My fellow fellow at Harvard’s Institute of Politics in 2015, Matt Lira — a Republican who worked for former House Republican Majority Leaders Eric Cantor and McCarthy before serving all four years in Trump’s first term in the White House — has arguably done more to make the government more tech responsive than any other person alive — helping to push through hundreds of bipartisan modernization bills that went largely under the radar these last 15 years.
What’s Lira doing now? Running a nonprofit expand financial opportunity for America’s children — changing the world in a different way.
The era of incremental change is over. Enter Trump’s second term and with him much of Silicon Valley. They represent the forces of “move fast and break things,” as Facebook CEO Mark Zuckerberg has famously said. It’s been fascinating to watch the captains of technology try to take on the bureaucracy — and I’m not entirely sure who is winning.
Even Democrats will tell you in Washington that during Covid, the government grew too big. So, it shouldn’t be such a shock that Elon Musk is trying to cull it to the tune of 10%. But he’s found it isn’t so easy in Washington as doing the same at Twitter. A scant 2.5% — less than half the natural 6% attrition rate — of the workforce took his buyout offer before a court suspended it after watchdog groups and three large unions and an alliance representing more than 800,000 federal workers sued.
Similarly, Musk’s attempts to disappear entire departments like the U.S. Agency for International Development and the Department of Education are already being met with lawsuits as these are congressionally mandated agencies that the executive branch cannot unilaterally dismantle. Even getting employee data from various departments was sued by federal employees and 13 state attorneys general.
It is striking that Musk, himself, is one of the largest recipients of government contracts. And yet, many of those who stand to lose business with the government are cheering the process along. During the fourth quarter earnings call this week for Palantir — which sees 60% of its revenue from government contracts — CEO Alex Karp applauded Musk’s Department of Government Efficiency (DOGE) as something that will be “very good” for his company in the long run.

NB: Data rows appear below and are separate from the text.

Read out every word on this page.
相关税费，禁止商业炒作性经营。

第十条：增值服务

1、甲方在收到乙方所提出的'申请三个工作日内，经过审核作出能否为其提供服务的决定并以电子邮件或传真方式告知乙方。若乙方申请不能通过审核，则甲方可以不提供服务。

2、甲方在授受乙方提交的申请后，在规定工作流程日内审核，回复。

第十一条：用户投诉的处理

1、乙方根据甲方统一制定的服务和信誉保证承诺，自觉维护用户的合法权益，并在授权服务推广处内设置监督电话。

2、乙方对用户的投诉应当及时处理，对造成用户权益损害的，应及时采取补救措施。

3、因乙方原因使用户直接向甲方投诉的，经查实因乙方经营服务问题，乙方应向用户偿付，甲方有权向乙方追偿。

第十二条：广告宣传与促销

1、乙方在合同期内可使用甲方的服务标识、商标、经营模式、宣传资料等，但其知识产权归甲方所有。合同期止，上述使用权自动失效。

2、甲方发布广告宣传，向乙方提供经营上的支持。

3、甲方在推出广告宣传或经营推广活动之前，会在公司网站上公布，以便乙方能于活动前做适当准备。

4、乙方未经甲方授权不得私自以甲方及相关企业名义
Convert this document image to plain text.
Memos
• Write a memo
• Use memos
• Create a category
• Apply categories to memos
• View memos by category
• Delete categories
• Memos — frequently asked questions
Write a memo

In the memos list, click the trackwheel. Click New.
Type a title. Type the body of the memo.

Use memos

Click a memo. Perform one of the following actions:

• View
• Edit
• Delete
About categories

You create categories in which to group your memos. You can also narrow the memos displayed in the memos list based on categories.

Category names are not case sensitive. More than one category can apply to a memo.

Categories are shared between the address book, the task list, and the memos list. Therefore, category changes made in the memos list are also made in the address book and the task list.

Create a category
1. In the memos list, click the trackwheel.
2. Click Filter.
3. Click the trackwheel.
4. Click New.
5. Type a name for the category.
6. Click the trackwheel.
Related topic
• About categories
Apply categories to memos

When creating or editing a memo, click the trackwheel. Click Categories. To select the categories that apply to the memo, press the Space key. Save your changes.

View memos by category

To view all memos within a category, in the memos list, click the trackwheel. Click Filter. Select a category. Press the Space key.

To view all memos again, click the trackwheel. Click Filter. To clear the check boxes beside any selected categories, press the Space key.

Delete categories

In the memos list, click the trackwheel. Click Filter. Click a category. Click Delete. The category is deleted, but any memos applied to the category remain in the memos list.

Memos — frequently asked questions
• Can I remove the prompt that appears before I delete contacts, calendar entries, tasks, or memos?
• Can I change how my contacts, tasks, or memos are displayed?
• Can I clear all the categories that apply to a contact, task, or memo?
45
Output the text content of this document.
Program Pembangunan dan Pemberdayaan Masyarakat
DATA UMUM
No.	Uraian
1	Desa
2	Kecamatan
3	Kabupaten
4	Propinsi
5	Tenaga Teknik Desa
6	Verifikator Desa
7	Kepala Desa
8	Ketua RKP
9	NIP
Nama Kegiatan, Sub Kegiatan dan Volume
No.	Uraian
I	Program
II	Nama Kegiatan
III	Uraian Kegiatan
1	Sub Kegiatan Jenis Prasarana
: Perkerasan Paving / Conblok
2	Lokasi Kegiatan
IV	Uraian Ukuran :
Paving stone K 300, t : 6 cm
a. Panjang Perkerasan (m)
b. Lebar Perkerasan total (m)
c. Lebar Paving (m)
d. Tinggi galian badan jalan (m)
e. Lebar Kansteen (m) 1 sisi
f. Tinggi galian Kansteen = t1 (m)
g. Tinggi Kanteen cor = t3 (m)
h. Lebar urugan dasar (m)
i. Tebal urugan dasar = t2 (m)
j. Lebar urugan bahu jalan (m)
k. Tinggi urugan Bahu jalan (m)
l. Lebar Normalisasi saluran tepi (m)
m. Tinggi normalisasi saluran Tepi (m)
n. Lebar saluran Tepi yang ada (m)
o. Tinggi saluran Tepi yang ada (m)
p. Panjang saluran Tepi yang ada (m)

“There will be ups and downs. There’s a revolution,” he said. “Some people are going to get their heads cut off. We’re expecting to see really unexpected things and to win.”
Is this a revolution? Only time will tell. But indelibly Trump and Musk have upgraded this long simmering war between technology and bureaucracy and with this president, every president moving forward will certainly approach this problem differently. This first round will now largely be decided in the courts, that third branch of the government. And that may take years, but this open warfare has only just begun.
Jay Newton-Small is editor-in-chief of the Albuquerque Journal. The opinions stated here are hers and do not represent those of the paper.